- Alqchin-e Olya Location within Iran
- Coordinates: 30°46′20″N 50°42′30″E﻿ / ﻿30.77222°N 50.70833°E
- Country: Iran
- Province: Kohgiluyeh and Boyer-Ahmad
- County: Charam
- District: Central
- Rural District: Alqchin

Population (2016)
- • Total: 718
- Time zone: UTC+3:30 (IRST)

= Alqchin-e Olya =

Village in Kohgiluyeh and Boyer-Ahmad province, Iran

Alqchin-e Olya (القچین علیا) (Note: Also romanized as Alqchīn-e ‘Olyā; also known as Alqchīn-e Bālā, Alqechīn-e Bālā, and Elqechīn Bālā) is a village in, and the capital of, Alqchin Rural District of the Central District (Note: Formerly Charam District of Kohgiluyeh County) of Charam County, Kohgiluyeh and Boyer-Ahmad province, Iran.

==Demographics==
===Population===
At the time of the 2006 National Census, the village's population was 1,006 in 183 households, when it was in Charam District (Note: Renamed the Central District of Charam County) of Kohgiluyeh County.

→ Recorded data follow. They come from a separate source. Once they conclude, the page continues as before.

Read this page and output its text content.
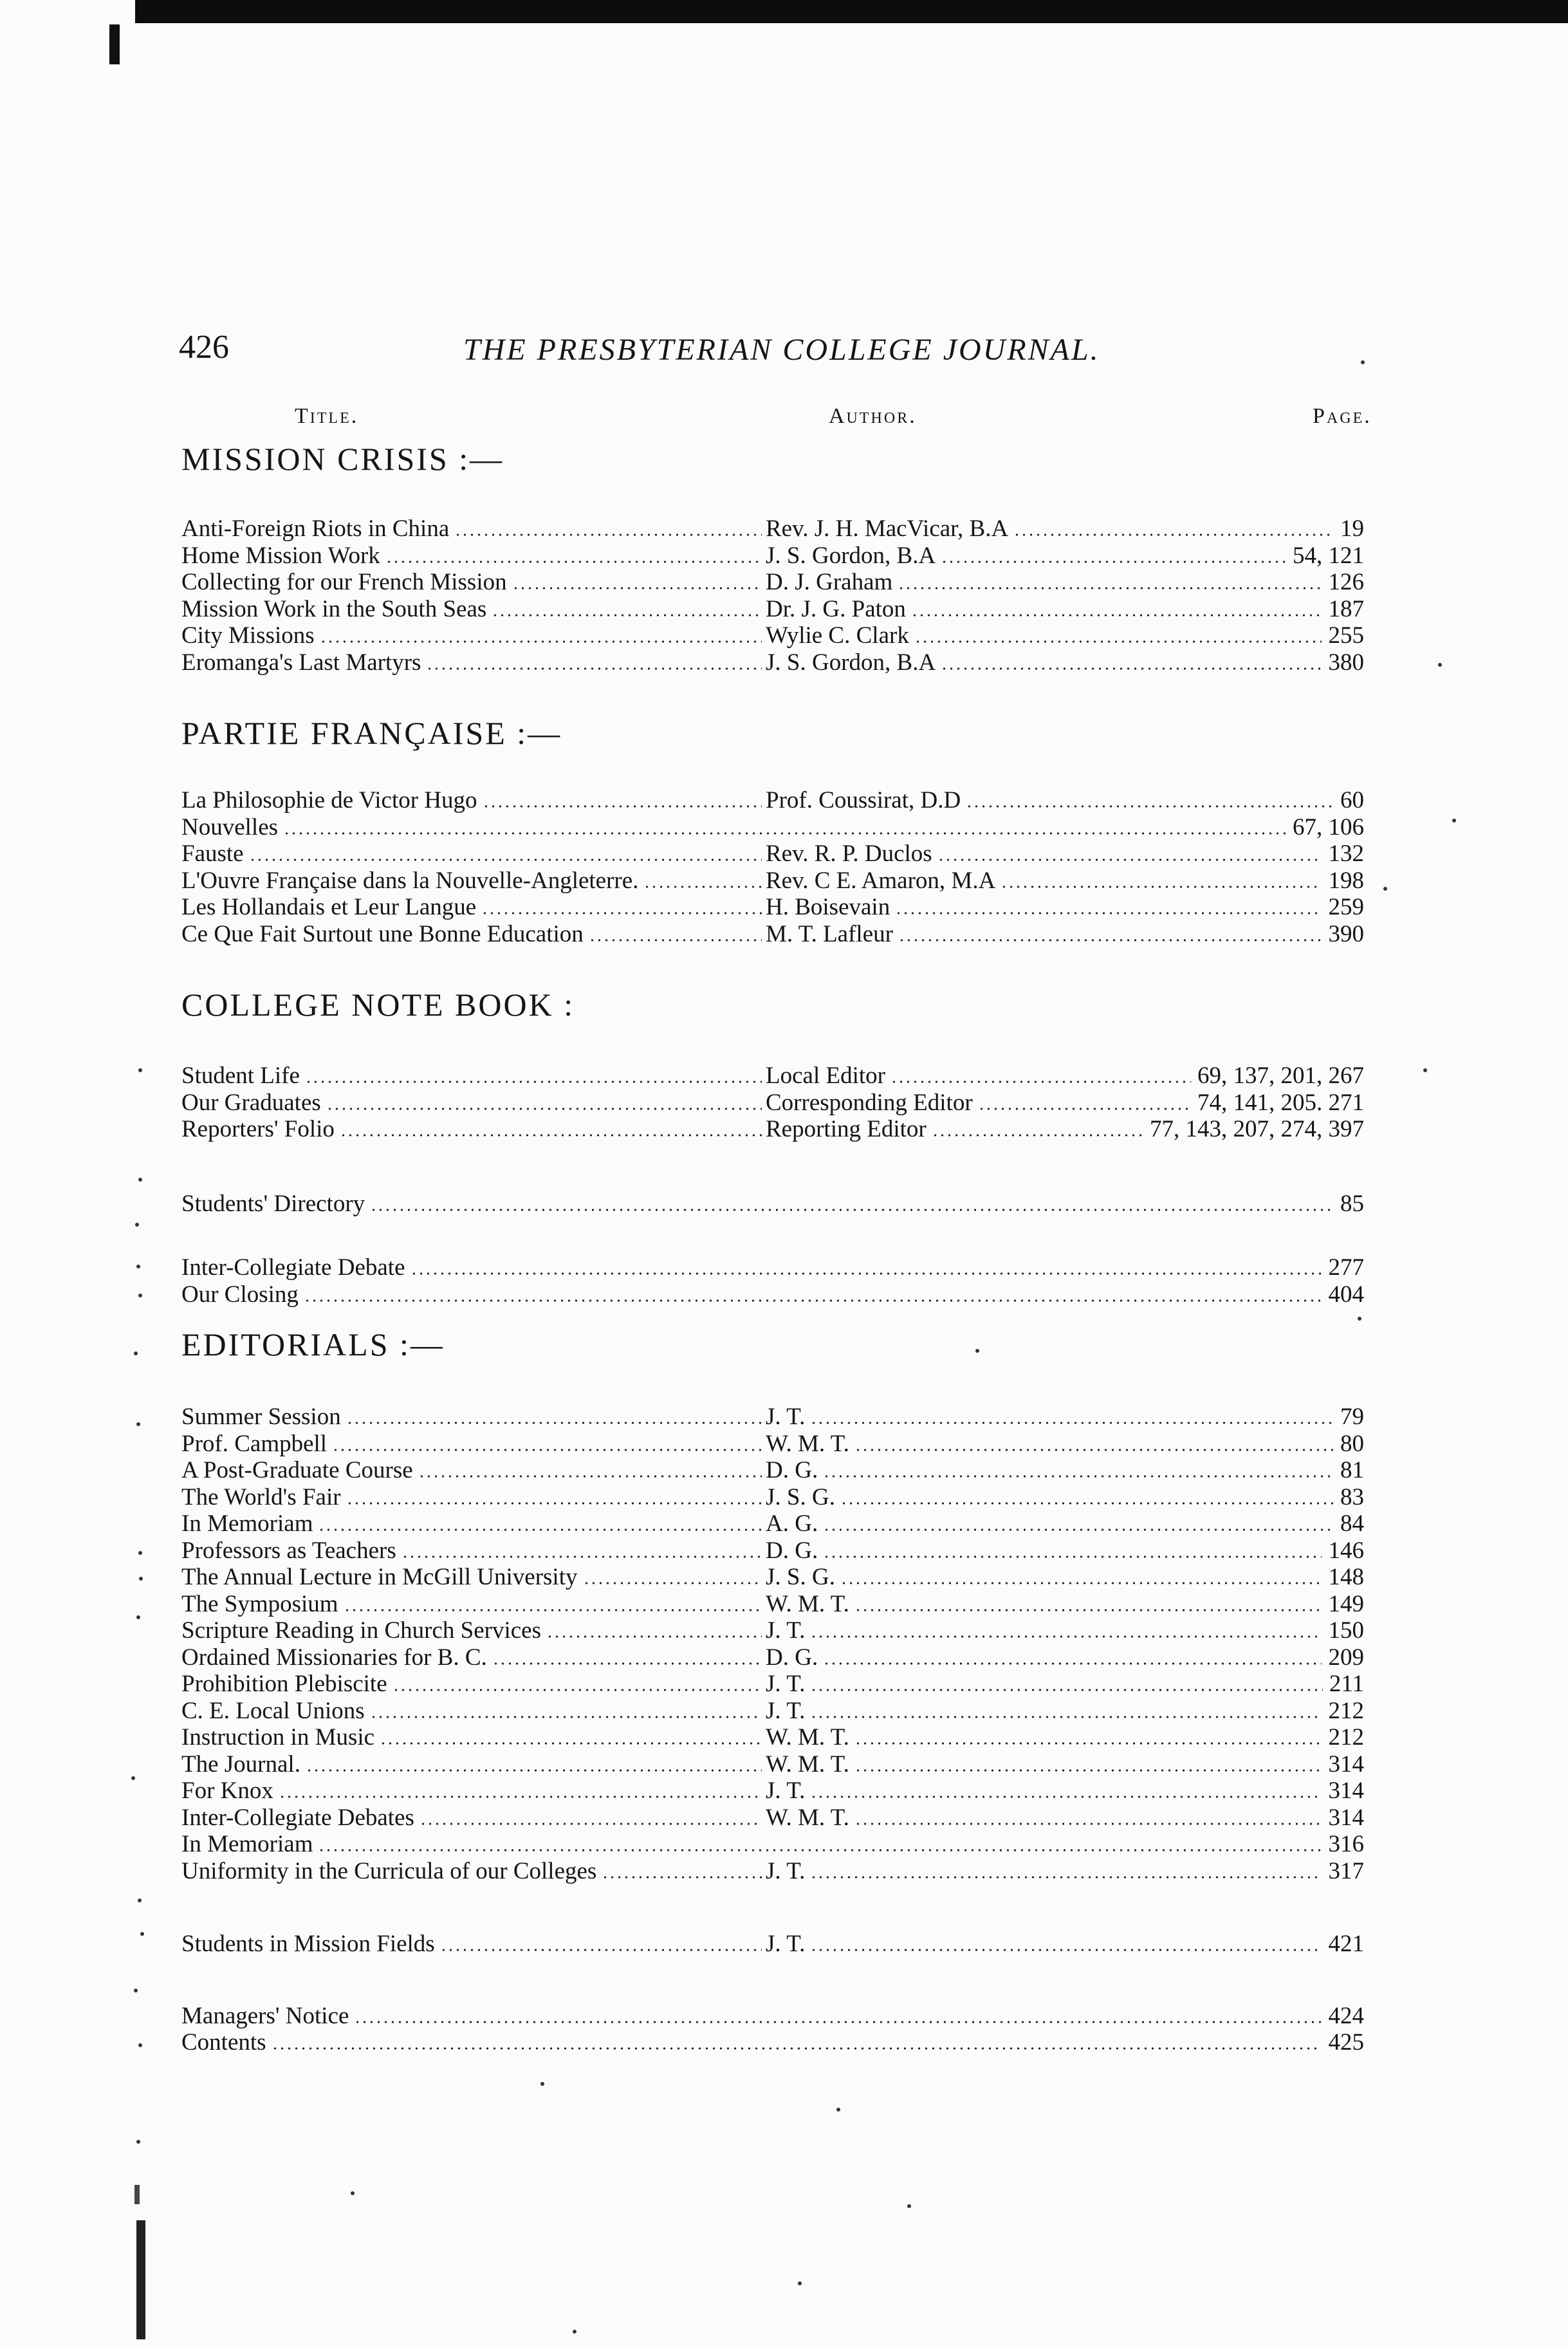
426	THE PRESBYTERIAN COLLEGE JOURNAL.
Title.	Author.	Page.
MISSION CRISIS :—
Anti-Foreign Riots in China	Rev. J. H. MacVicar, B.A	19
Home Mission Work	J. S. Gordon, B.A	54, 121
Collecting for our French Mission	D. J. Graham	126
Mission Work in the South Seas	Dr. J. G. Paton	187
City Missions	Wylie C. Clark	255
Eromanga's Last Martyrs	J. S. Gordon, B.A	380
PARTIE FRANÇAISE :—
La Philosophie de Victor Hugo	Prof. Coussirat, D.D	60
Nouvelles	67, 106
Fauste	Rev. R. P. Duclos	132
L'Ouvre Française dans la Nouvelle-Angleterre.	Rev. C E. Amaron, M.A	198
Les Hollandais et Leur Langue	H. Boisevain	259
Ce Que Fait Surtout une Bonne Education	M. T. Lafleur	390
COLLEGE NOTE BOOK :
Student Life	Local Editor	69, 137, 201, 267
Our Graduates	Corresponding Editor	74, 141, 205. 271
Reporters' Folio	Reporting Editor	77, 143, 207, 274, 397
Students' Directory	85
Inter-Collegiate Debate	277
Our Closing	404
EDITORIALS :—
Summer Session	J. T.	79
Prof. Campbell	W. M. T.	80
A Post-Graduate Course	D. G.	81
The World's Fair	J. S. G.	83
In Memoriam	A. G.	84
Professors as Teachers	D. G.	146
The Annual Lecture in McGill University	J. S. G.	148
The Symposium	W. M. T.	149
Scripture Reading in Church Services	J. T.	150
Ordained Missionaries for B. C.	D. G.	209
Prohibition Plebiscite	J. T.	211
C. E. Local Unions	J. T.	212
Instruction in Music	W. M. T.	212
The Journal.	W. M. T.	314
For Knox	J. T.	314
Inter-Collegiate Debates	W. M. T.	314
In Memoriam	316
Uniformity in the Curricula of our Colleges	J. T.	317
Students in Mission Fields	J. T.	421
Managers' Notice	424
Contents	425
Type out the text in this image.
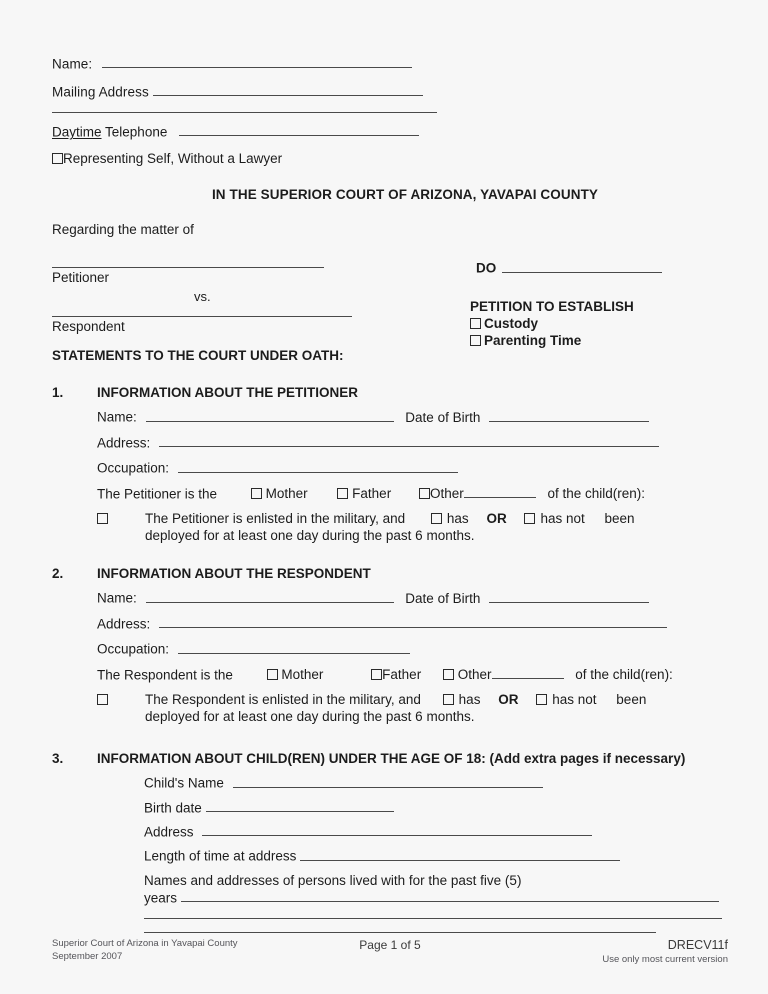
Name:
Mailing Address
Daytime Telephone
Representing Self, Without a Lawyer
IN THE SUPERIOR COURT OF ARIZONA, YAVAPAI COUNTY
Regarding the matter of
Petitioner
vs.
Respondent
DO
PETITION TO ESTABLISH
Custody
Parenting Time
STATEMENTS TO THE COURT UNDER OATH:
1. INFORMATION ABOUT THE PETITIONER
Name:	Date of Birth
Address:
Occupation:
The Petitioner is the	Mother	Father	Other	of the child(ren):
The Petitioner is enlisted in the military, and	has OR	has not been
deployed for at least one day during the past 6 months.
2. INFORMATION ABOUT THE RESPONDENT
Name:	Date of Birth
Address:
Occupation:
The Respondent is the	Mother	Father	Other	of the child(ren):
The Respondent is enlisted in the military, and	has OR	has not been
deployed for at least one day during the past 6 months.
3. INFORMATION ABOUT CHILD(REN) UNDER THE AGE OF 18: (Add extra pages if necessary)
Child's Name
Birth date
Address
Length of time at address
Names and addresses of persons lived with for the past five (5)
years
Superior Court of Arizona in Yavapai County
September 2007
Page 1 of 5	DRECV11f
Use only most current version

The following census in 2011 counted 847 people in 214 households, by which time the district had been separated from the county in the establishment of Charam County. The rural district was transferred to the new Central District. The 2016 census measured the population of the village as 718 people in 218 households.